CHAPTER TWENTY-THREE

When Mona comes rushing into the office at the Ponderosa Acres, Parson looks up from his desk—his expression stuck between amusement and irritation, as always—and asks, “I take it your visit was a success?”

Mona wonders what to say. Something shudders and curls in her stomach. She runs to his trash can, grabs it, and vomits into it prolifically.

Parson looks on, mildly perplexed. “Or perhaps not?” he asks.

“Things got fucked,” gasps Mona.

“They got what?”

“Fucked,” she says again, angry. “Things went fucking nuts on the way back here!”

“In a matter that concerns the key?”

“No, it does
not
concern the key. I don’t
think
. Hell, I don’t know.”

“Then you have it?”

She glares at him, streams of spittle still hanging from her lips. She wipes them off with a forearm, rummages around in her backpack, and takes out her glove with the key wrapped inside. She looks at it, then up at Parson. So far, he’s given her very little reason to trust him.

He seems to sense this. “
I
am not going to do anything with this key,” he says.

“That’s not really a comfort, Mr. Parson.”

“I will not even take it from you. This key is more for
you
than for me, Miss Bright. I only wish to see it, and verify what it is.”

She throws it to him, and he does not react at all, as if he’s never caught anything before in his life: the glove bounces off his shoulder and lands on his desk. He looks at it, confused.

“There’s your fucking key,” she says.

He opens up the glove, looks within, and smiles. “Good. Very good.”

“No. No good at all,” says Mona.

“Why not?”

“Some crazy fuck attacked me on the road,” she says. “And I shot him. Well… I actually shot him a couple of times. But then he took out his own gun and, and…” She mimes holding a gun to her chin and pulling the trigger, and makes a childish
pkchoom
noise. “Blew his own fucking brains out, right then and there, like it was nothing.”

“This man… shot himself?”

“Yes!” says Mona. “Are you not fucking hearing me?”

“But why did he attack you?”

“I don’t know! He just did! He was, like… lying in wait for me. He’d set up some tire spikes, I’m almost sure of it, and I blew a tire and had to change it and that’s when he came at me.”

“He… came at you?”

“He tried to grab me.” She pauses. “Well. He actually did grab me. And when he did, I saw…”

Parson is sitting forward. He asks, “You saw something?”

“I saw underneath the town. There’s something there, something broken and laid out all over and under this valley. And it saw me, and I felt like… like it
knew
me.”

Parson is quiet for a long, long time. “And you saw this when this man grabbed you? As if he was showing it to you?”

“I guess.”

“What did he look like?”

Mona describes him, but Parson shakes his head and says, “He
does not sound familiar… I have never seen such a man in Wink. This is troubling.”

“More troubling than him blowing his brains out?” she asks.

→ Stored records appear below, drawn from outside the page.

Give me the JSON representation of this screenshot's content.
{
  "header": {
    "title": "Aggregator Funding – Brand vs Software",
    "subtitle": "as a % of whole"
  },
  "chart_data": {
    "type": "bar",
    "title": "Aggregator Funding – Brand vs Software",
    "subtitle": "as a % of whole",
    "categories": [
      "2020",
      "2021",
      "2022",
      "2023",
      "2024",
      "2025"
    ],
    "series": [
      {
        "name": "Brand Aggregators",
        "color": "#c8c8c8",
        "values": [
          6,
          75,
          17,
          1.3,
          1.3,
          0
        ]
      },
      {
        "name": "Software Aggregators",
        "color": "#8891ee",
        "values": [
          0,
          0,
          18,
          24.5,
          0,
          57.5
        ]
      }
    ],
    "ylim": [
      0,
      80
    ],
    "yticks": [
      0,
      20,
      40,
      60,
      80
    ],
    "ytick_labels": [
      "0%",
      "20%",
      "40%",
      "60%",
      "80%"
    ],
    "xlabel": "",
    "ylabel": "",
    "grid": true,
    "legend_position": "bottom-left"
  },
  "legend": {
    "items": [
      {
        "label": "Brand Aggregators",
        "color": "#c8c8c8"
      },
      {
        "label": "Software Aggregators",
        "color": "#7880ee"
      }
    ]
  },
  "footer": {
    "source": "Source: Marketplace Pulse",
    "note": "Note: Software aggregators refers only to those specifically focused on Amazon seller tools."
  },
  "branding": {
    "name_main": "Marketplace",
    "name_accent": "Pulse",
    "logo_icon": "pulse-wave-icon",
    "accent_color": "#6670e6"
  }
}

He bobs his head from side to side, as if to say that they are roughly equal in his mind.

“What’s going to happen?”

“To you?” asks Parson. He thinks about it. “Well. If he is dead, he was no one of note.”

“Are you
serious
?”

“Yes. I can tell when someone…
important
has died. As I did with Weringer, and Macey. And if his body is there, I expect someone will come to collect it in the night. Such things happen frequently with items left out. Even corpses, I assume, though I have never witnessed such a thing.”

Mona tries to ignore the sea of crazy shit he just said, and focuses on one thing in particular: “What do you mean,
if
he is dead? The top of his goddamn head was gone!”

Parson looks at her stony-faced. He shrugs.

“You can’t tell me, huh?” she says. “It isn’t allowed?”